# Forum Home Renovation Doors, Windows, Architraves & Skirts  non-standard door sizes again

## gjaqua

hello users - I am trying to learn whether there is a legal requirement for external door sizes. I'm replacing a garage roller-door with bricks plus ext door and windows, but the exisiting steel lintel doesn't quite allow enough height for the standard 2040mm door. I don't want to have to move the lintel!
Can anyone help?
thanks,
g

----------


## ringtail

Get a block door and cut to size.

----------


## Ken-67

I thought we had already answered this for you, but for your peace of mind, I have looked further. All the regulations I have checked only make reference to minimum _width._ So if you need to loose 20mm or so it will not be a problem.

----------


## gjaqua

thanks ken, I did try to look further but couldn't find any compulsory standards.
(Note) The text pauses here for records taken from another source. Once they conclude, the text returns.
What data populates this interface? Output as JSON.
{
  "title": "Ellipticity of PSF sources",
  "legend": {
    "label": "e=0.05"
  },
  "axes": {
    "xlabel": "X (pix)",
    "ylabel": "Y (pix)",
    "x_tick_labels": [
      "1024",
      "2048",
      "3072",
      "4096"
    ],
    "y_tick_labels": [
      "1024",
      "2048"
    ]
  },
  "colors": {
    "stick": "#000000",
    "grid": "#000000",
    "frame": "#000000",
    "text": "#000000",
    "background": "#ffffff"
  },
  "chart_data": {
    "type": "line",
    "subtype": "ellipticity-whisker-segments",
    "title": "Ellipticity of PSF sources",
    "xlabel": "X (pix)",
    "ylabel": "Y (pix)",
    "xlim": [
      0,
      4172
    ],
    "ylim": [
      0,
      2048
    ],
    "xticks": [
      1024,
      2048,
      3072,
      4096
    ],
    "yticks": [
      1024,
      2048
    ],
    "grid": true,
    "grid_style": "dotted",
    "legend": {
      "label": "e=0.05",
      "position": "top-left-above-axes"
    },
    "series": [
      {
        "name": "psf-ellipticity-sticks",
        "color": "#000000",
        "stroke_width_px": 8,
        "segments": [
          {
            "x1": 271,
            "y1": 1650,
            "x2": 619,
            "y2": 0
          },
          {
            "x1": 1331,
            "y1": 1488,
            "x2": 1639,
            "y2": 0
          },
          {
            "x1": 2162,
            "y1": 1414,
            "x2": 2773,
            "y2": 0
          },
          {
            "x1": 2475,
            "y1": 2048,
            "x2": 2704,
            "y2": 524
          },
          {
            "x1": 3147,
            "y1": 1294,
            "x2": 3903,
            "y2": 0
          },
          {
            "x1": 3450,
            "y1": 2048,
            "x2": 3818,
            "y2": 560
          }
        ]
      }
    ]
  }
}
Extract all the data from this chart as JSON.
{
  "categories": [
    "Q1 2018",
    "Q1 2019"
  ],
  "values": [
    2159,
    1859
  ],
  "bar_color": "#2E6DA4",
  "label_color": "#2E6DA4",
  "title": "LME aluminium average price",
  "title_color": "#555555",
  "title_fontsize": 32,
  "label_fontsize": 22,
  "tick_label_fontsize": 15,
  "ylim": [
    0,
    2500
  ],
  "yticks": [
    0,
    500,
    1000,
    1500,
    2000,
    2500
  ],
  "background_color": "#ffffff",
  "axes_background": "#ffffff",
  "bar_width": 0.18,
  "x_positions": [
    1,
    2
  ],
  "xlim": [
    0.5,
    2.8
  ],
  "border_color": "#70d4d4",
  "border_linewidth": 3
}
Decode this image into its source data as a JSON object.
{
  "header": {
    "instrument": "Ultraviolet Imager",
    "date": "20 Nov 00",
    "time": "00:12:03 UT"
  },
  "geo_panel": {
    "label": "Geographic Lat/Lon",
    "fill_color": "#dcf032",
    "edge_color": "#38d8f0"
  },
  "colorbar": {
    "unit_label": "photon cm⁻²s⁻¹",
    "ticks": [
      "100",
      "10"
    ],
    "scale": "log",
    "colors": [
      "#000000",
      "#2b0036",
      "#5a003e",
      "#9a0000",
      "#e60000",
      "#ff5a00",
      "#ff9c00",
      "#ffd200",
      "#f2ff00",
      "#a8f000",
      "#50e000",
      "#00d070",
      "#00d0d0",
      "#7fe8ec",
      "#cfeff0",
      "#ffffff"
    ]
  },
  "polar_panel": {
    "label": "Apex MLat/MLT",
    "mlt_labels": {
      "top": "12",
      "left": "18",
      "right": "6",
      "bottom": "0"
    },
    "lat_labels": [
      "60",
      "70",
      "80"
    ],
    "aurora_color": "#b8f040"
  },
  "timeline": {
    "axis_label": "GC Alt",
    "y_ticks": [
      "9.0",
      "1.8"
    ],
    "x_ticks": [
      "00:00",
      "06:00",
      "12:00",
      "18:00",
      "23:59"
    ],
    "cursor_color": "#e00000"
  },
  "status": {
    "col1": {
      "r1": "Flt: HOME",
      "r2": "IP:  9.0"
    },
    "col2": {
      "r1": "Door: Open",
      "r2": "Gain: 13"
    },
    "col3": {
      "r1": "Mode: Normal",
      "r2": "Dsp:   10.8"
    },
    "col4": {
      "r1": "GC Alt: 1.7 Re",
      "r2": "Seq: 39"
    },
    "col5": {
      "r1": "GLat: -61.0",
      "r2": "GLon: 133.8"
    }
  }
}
I'll go ahead with building a shorter frame and trimming a door.

----------


## seriph1

keep lowering the lintel until you scrape the top your head .... then add a bit  -  or take little bits off the top of the door and test its height until it fits under the lintel  -  I need not tell you that taking it off the bottom of the door won't work, because of course it's too high at the top not bottom   :Biggrin:  :Biggrin:  :Biggrin:  :Biggrin:  :Biggrin:   let the flames begin  :Biggrin:

----------